CapableRobot / CapableRobot_USBHub_Firmware

https://www.crowdsupply.com/capable-robot-components/programmable-usb-hub
MIT License
9 stars 4 forks source link

USB Error - Broken Pipe (-EPIPE) during power measurement reads #4

Closed jynik closed 4 years ago

jynik commented 4 years ago

When running the script provided in #3, I've been encountering control IN requests failing with a URB status of "Broken Pipe" (-EPIPE). Below are the details in a Wireshark usbmon capture.

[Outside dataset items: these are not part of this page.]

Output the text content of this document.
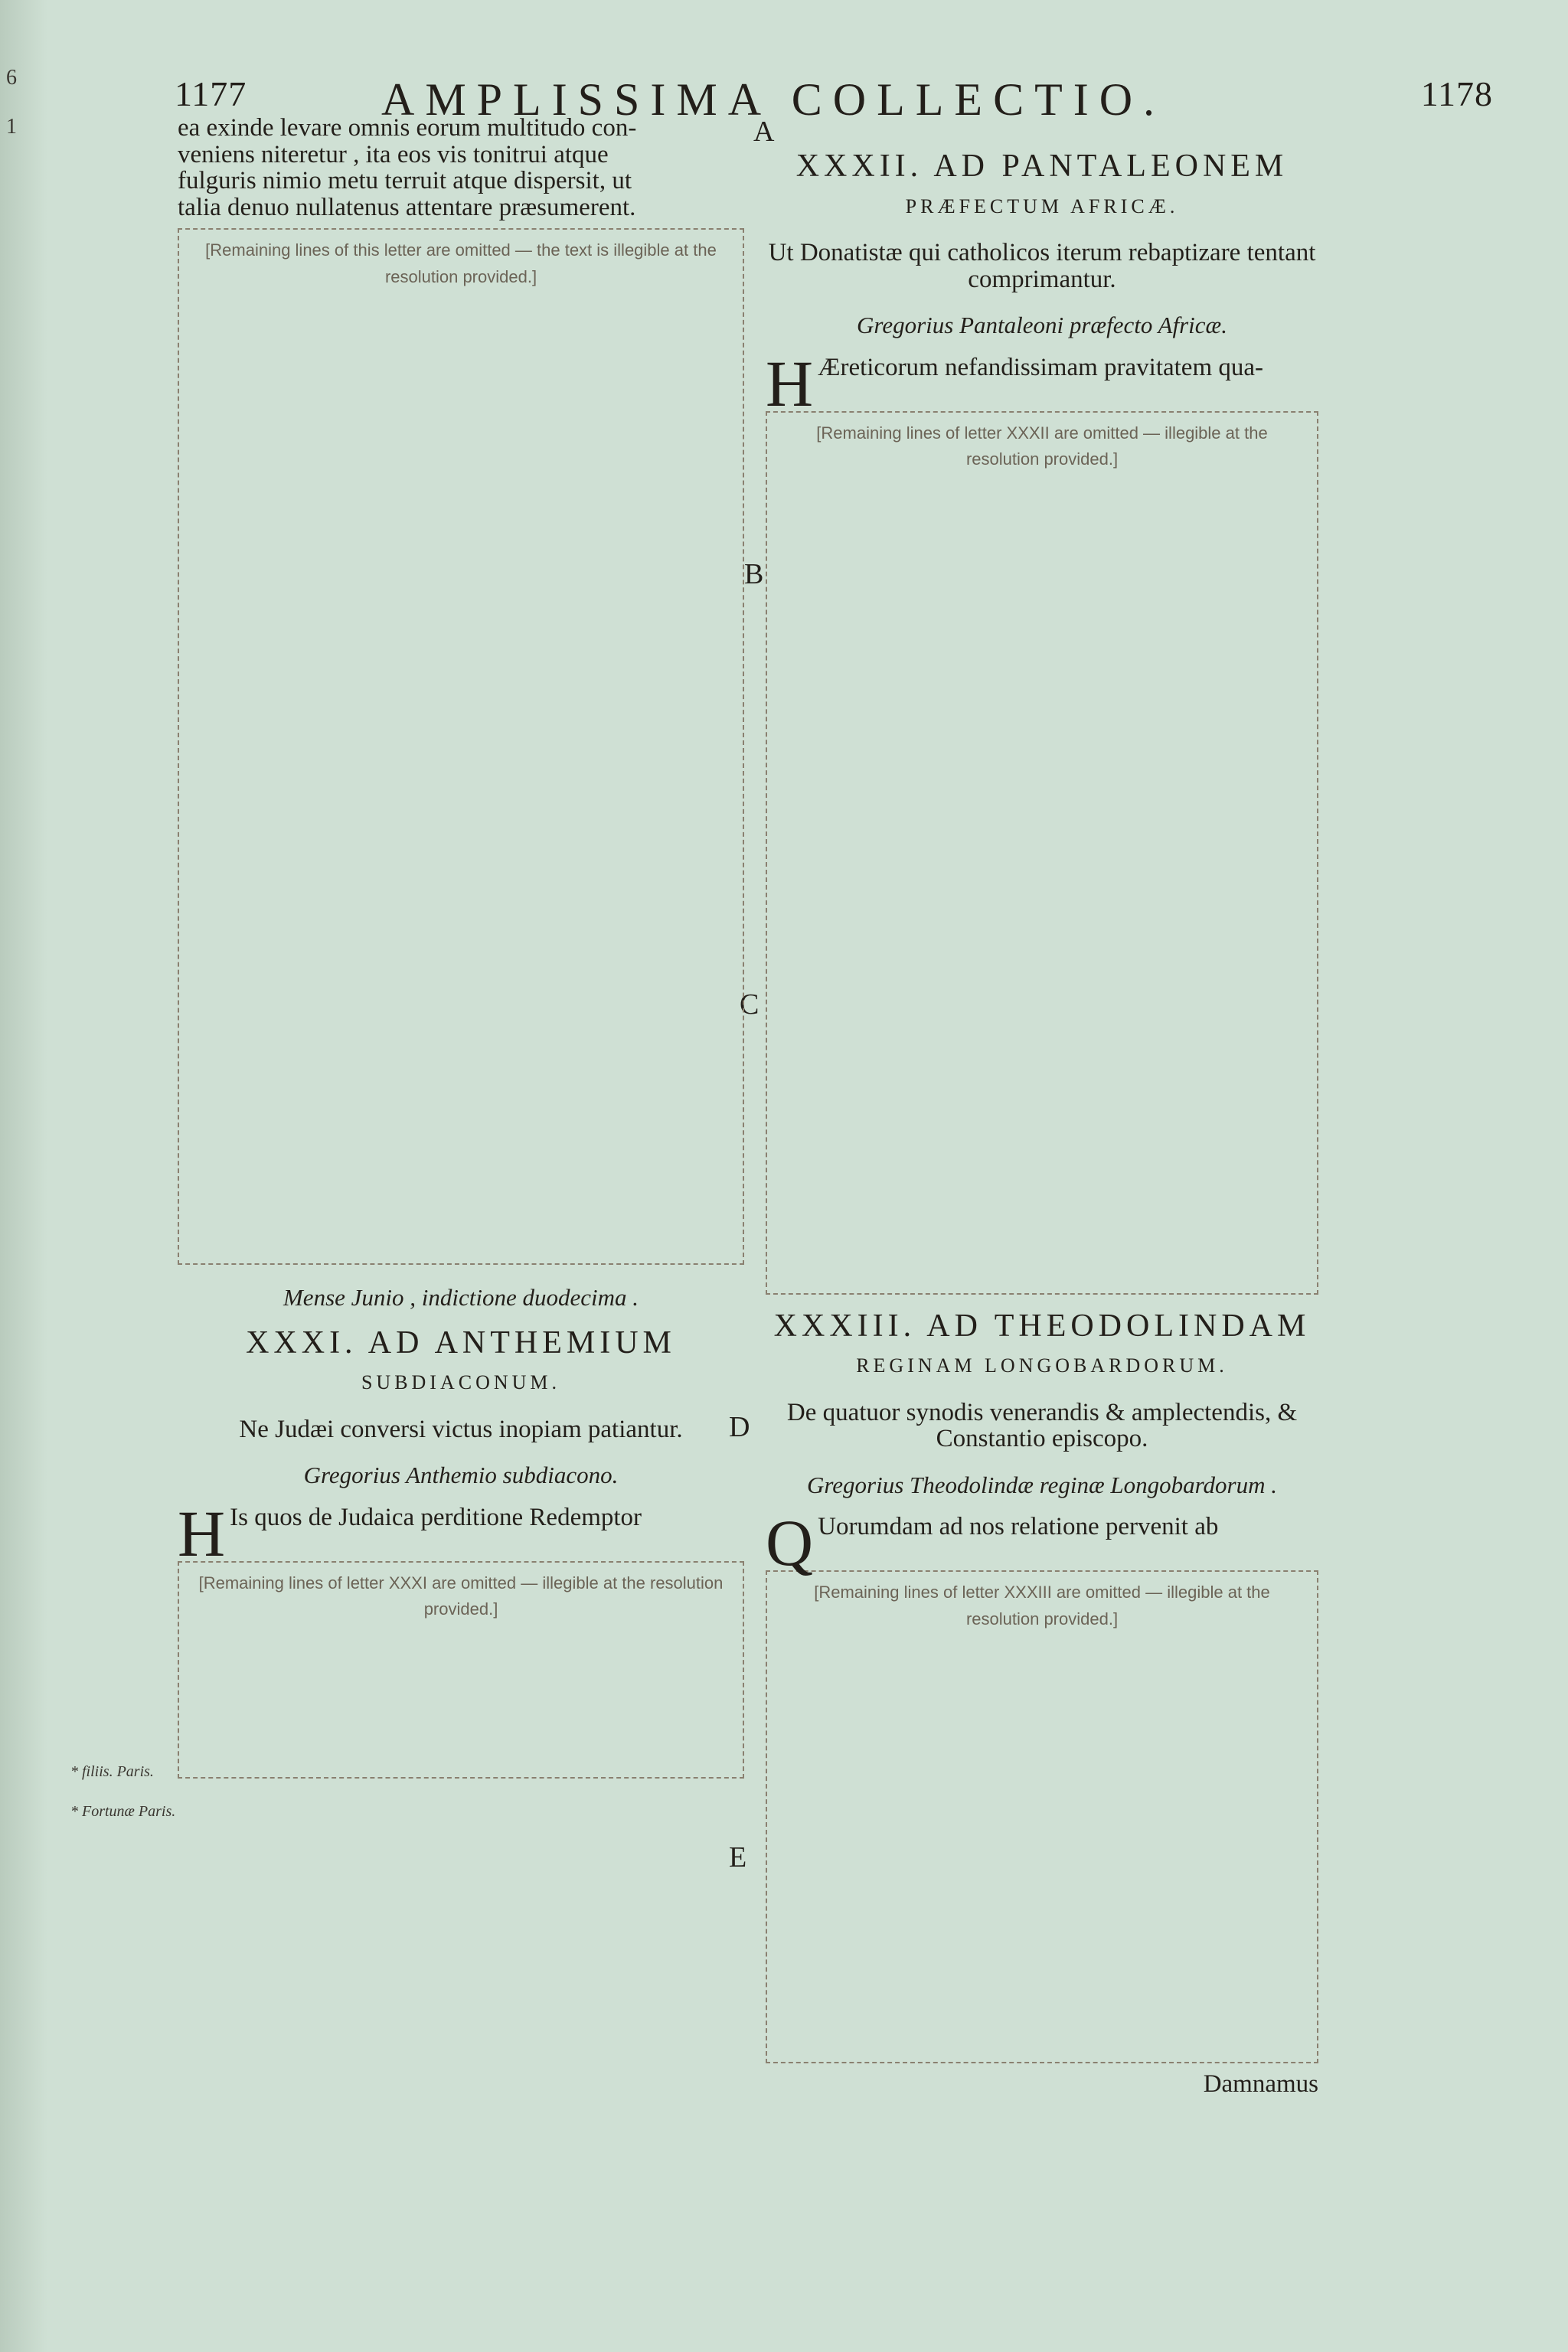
6
1
1177	AMPLISSIMA COLLECTIO.	1178
A
B
C
D
E
* filiis. Paris.
* Fortunæ Paris.
ea exinde levare omnis eorum multitudo con-
veniens niteretur , ita eos vis tonitrui atque
fulguris nimio metu terruit atque dispersit, ut
talia denuo nullatenus attentare præsumerent.
[Remaining lines of this letter are omitted — the text is illegible at the resolution provided.]
Mense Junio , indictione duodecima .
XXXI. AD ANTHEMIUM
SUBDIACONUM.
Ne Judæi conversi victus inopiam patiantur.
Gregorius Anthemio subdiacono.
H Is quos de Judaica perditione Redemptor
[Remaining lines of letter XXXI are omitted — illegible at the resolution provided.]
XXXII. AD PANTALEONEM
PRÆFECTUM AFRICÆ.
Ut Donatistæ qui catholicos iterum rebaptizare tentant comprimantur.
Gregorius Pantaleoni præfecto Africæ.
H Æreticorum nefandissimam pravitatem qua-
[Remaining lines of letter XXXII are omitted — illegible at the resolution provided.]
XXXIII. AD THEODOLINDAM
REGINAM LONGOBARDORUM.
De quatuor synodis venerandis & amplectendis, & Constantio episcopo.
Gregorius Theodolindæ reginæ Longobardorum .
Q Uorumdam ad nos relatione pervenit ab
[Remaining lines of letter XXXIII are omitted — illegible at the resolution provided.]
Damnamus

I'm curious to see if anyone experiences this as well, or if it's unique to my setup. Admittedly, I have quite a bit going that could be causing be trouble, including VMWare and nested hubs.

epipe

osterwood commented 4 years ago

I am seeing this too. I think the issue is caused by a failed I2C transaction. While the monitoring script is running and reading the UCS2113 devices, the Hub MCU is reading from them too (at 10 Hz).

If the script and the Hub MCU start a read at the same time, the I2C read will fail and the drive just pops the error back to the caller. The firmware handles this multi-master conflict with a retry (see https://github.com/CapableRobot/CapableRobot_USBHub_Firmware/blob/6c7a4457039de24e87f729ee6df2c761de3fbe20/capablerobot_ucs2113.py#L46:L55)

After adding a time.sleep(0.01) prior to the power read in your script, the next test ran 5x longer than any previous running I had seen (with a rate of about 50/sec instead of 150/sec that I was seeing previously) -- due to reduced probability of contention.

Pausing the MCU I2C activity (via opening serial connection and entering the CircuitPython REPL), and running the script did not result in an error for over 10 minutes (after which I killed the script and wrote this).

jynik commented 4 years ago

Thanks for the quick follow-up and explanation - that makes sense. I need to get up to speed on CircuitPython and the Adafruit implementations a bit first, but will follow up with some proposed fixes if you don't beat me to it. :)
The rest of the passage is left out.